Leire fue el sueño más deleitable de todo el parlamento. Mujer diligente, incansable, extremadamente dedicada, pero sobre todo fiel. El partido, su única religión y la izquierda su catecismo. Su carnet era una suerte de estampita que siempre guardó bajo la almohada para rezarse a sí misma. Leire fue puntual, cumplidora e inseparable, y seguramente lo sigue siendo en lo más profundo de su corazón. Fue una forma de encarnación de la virtud liberal, pero como suele ocurrir, el poder la transformó como al vino malo que es capaz de embriagar hasta al más sobrio. Nuestra joven fontanera paso de ser una compañera pastoril y humilde, a osada, insolente, indisciplinada y desbocada. 
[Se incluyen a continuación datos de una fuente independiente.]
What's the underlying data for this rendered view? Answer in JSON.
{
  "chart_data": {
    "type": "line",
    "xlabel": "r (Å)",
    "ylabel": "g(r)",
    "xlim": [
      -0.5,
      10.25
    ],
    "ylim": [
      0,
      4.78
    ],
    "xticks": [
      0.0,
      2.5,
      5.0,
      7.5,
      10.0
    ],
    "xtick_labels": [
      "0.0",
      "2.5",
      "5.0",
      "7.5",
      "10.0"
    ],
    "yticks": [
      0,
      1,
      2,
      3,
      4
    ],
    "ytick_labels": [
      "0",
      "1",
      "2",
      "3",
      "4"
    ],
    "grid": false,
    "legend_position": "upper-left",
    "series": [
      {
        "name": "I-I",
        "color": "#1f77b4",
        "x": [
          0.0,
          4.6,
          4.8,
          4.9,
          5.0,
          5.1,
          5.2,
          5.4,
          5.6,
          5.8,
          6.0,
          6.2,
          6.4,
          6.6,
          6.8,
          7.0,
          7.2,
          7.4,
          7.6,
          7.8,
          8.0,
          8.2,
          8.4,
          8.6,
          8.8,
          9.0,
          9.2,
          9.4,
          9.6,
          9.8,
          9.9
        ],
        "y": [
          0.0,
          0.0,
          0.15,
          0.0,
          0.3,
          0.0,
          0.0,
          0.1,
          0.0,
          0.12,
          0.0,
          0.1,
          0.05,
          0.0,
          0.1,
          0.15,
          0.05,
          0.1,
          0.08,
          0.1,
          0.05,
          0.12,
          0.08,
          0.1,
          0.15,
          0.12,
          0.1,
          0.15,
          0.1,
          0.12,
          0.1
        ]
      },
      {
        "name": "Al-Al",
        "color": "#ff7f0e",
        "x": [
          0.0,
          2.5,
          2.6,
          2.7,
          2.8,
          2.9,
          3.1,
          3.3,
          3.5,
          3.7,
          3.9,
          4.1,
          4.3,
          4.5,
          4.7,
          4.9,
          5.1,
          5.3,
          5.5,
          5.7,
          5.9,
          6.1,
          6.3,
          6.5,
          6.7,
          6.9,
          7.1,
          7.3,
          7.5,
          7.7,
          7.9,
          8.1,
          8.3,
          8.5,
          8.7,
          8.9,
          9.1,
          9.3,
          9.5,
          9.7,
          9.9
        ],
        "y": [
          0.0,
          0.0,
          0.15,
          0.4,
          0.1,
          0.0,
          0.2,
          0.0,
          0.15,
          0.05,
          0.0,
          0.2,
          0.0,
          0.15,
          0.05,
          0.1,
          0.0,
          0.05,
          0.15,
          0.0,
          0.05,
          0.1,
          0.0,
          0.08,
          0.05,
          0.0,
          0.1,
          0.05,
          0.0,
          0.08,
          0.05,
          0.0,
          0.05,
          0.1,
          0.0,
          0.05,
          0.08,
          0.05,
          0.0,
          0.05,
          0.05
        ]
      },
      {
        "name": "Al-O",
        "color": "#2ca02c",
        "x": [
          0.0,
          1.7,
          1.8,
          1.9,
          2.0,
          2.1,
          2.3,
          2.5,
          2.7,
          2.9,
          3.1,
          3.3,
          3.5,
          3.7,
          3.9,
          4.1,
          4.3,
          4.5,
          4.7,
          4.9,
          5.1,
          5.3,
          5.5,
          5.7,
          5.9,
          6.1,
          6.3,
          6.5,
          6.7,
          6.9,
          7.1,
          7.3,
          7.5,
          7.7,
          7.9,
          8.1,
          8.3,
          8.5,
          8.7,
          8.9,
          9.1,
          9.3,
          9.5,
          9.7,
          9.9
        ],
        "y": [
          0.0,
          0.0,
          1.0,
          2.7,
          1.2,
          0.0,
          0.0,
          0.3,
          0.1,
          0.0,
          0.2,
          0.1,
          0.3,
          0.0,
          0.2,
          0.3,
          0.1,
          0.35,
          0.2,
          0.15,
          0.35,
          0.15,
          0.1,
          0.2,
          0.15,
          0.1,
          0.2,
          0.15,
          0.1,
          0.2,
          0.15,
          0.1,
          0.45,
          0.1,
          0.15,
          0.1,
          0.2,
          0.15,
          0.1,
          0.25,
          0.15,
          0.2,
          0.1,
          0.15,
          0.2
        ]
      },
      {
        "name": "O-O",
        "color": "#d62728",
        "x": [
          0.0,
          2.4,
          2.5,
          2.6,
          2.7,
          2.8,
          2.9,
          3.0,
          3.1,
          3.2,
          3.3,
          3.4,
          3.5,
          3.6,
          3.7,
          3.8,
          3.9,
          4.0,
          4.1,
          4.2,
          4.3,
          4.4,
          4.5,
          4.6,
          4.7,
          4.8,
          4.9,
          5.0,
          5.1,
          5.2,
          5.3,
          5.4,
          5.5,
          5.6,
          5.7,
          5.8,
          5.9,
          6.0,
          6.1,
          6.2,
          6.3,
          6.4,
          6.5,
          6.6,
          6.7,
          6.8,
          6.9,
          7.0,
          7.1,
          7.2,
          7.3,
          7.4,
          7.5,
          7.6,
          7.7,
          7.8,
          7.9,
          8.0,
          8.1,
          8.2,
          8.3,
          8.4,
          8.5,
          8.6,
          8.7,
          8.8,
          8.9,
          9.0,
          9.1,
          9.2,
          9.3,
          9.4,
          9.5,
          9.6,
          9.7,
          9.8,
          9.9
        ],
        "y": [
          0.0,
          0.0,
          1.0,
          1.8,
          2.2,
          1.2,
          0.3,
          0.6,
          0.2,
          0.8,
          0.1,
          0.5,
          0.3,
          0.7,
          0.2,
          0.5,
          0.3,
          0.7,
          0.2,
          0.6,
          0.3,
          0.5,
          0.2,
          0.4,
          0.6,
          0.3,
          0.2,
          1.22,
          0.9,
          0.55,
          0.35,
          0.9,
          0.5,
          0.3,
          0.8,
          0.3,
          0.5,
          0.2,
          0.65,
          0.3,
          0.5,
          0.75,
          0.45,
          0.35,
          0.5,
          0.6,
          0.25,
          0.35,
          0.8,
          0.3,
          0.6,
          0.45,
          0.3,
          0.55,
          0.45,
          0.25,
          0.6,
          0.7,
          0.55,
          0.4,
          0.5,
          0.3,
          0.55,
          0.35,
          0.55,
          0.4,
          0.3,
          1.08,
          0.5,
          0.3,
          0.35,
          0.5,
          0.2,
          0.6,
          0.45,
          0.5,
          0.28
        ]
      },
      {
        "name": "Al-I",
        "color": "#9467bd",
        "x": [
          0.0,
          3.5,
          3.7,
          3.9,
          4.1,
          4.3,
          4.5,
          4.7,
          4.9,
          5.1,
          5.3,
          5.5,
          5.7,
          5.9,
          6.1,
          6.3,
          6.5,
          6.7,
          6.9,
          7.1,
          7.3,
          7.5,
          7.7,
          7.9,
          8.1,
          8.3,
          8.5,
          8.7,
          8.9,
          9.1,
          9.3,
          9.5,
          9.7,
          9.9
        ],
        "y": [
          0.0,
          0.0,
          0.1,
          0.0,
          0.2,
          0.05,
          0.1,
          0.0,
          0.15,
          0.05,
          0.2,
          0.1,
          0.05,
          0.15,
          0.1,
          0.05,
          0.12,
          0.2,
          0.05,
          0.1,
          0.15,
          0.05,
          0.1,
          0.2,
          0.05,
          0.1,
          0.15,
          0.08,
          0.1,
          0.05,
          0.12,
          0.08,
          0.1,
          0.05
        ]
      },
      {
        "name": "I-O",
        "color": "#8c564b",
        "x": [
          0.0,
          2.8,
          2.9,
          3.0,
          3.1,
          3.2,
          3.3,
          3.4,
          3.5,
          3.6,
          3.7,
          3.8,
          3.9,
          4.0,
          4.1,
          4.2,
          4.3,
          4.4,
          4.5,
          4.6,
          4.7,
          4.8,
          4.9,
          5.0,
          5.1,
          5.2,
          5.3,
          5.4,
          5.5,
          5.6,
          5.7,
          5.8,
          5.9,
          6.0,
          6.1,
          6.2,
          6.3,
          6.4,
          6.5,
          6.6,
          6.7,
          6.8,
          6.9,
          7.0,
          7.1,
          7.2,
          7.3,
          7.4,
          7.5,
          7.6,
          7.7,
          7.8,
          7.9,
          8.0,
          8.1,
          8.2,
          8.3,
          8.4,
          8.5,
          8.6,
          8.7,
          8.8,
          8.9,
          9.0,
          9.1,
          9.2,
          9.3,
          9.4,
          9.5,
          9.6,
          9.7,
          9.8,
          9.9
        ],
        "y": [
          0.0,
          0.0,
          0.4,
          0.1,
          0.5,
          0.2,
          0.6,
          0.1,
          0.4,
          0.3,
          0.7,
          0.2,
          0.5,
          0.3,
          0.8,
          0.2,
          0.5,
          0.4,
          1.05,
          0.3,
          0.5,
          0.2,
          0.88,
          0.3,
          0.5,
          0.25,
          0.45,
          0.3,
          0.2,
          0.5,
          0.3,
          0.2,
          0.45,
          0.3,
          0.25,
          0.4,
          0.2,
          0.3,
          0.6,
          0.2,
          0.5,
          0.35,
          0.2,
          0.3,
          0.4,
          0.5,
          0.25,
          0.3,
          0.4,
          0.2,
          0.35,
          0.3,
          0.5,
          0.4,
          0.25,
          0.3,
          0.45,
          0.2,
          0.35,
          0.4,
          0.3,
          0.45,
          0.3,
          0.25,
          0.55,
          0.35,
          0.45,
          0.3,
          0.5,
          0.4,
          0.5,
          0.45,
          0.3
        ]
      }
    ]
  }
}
Probó fortuna en las salas. Entre fiscales y autoridades buscó, registró y rastreó, ofreció cambiar bañeras por duchas que incorporaban chorros masajeantes, toalleros, bancos y orinales —¡la Sauna siempre es complicada!— Se creció a sí misma, pero tan pronto como ascendió, su audacia cayó por los suelos. Sus trabajos comenzaron a ser calamitosos y en los últimos días fue incapaz de encajar una bajante con una cisterna, así que la mierda —literal y figuradamente— le llegó hasta el cuello.

La llamaron a capítulo porque alguien muy audaz la grabó y dijo sin reparos: Me quiere vender lo que yo no quiero comprar y encima me amenaza. Ella, sin embargo, sabía bien a quién servía. Siempre al más poderoso, a quien ocupa el trono del tabernáculo, al que sujeta la rosa con puño firme y además amilana al bosquecillo de los palmeros. Pero Leire no era tonta y conocía bien que “buen caballero es don dinero”, por eso, en lugar de cerrar la llave de paso decidió instalar una cañería sin sifón para dejar que el agua —y lo que no es agua— se dejase ir y arrastrase todo lo necesario. Ocurrió, como es natural, que se llevó hasta lo bueno, ¡siempre y cuando hubiesen dejado algo! Entretanto la ninfa, muy hábil, persona docta en inodoros, válvulas de seguridad y desagües, anunció su trabajo como un logro técnico. 

Creyó en el aura y también en los Santos, pero de Milagro. Ella no lo sabía y le fue creciendo el trabajo. Entró en una alcantarilla y aquello se convirtió un entramado de túneles y cloacas en donde todo era dinero, fiestas y meretrices. A todo esto se sumó una empresa internacional de fosas sépticas que contaba con múltiples delegaciones. El jefe era uno, pero Leire sabía que tenían mando los amigos del Peugeot o el mismísimo Salazar, este último un héroe aclamado por numerosas mujeres empoderadas. Al final todo evolucionó en un torrente de excrementos con afluentes, regatos y arroyos, el mismo que su jefe quiso ocultar con unas simples gotas de perfume.  Leire pensó al principio que era una protegida, pero al final se quedó sola, muy sola, porque a su primer arcángel lo mandaron al solar de los malhechores. Y así fue como su resplandor se apagó y todo comenzó a transformarse en sombras. Evidentemente Leire era una joven de la montaña, de una de las más altas y rocosas, por eso desconocía que cuando un barco se hunde las primeras que saltan por la borda son las ratas. La joven, en realidad, más que capitán solamente fue una simple aprendiz de grumete que vestía mono rojo. 

Leire intentó soliviantar todo aquel asunto con dudas y discursos, pero únicamente consiguió hostigar a sus afines, rebelar a los obedientes y provocar carcajadas en los indiferentes. Sus amigos, que eran aquellos camaradas del templo liberal, le negaron tres veces y además sin monedas. 

La joven marchó y quedó sumida en una profunda indigencia política, privada de toda jerarquía, sin albedrío y sin influencia. Fue desacreditada, relegada y abandonada, aunque, de cuando en cuando siguió soñando que recibía dulces influjos de hermosas melodías, que, en realidad, sólo fueron cantos de sirena. Esas mismas voces le hacían fantasear con volver a ser la fontanera, ascender a los cielos y sentarse a la derecha de su más grande admirado. Leire fue, sin duda, aquella juiciosa operaria que hizo mucho, tanto que un día soñó con convertirse en la santa patrona de los desagües.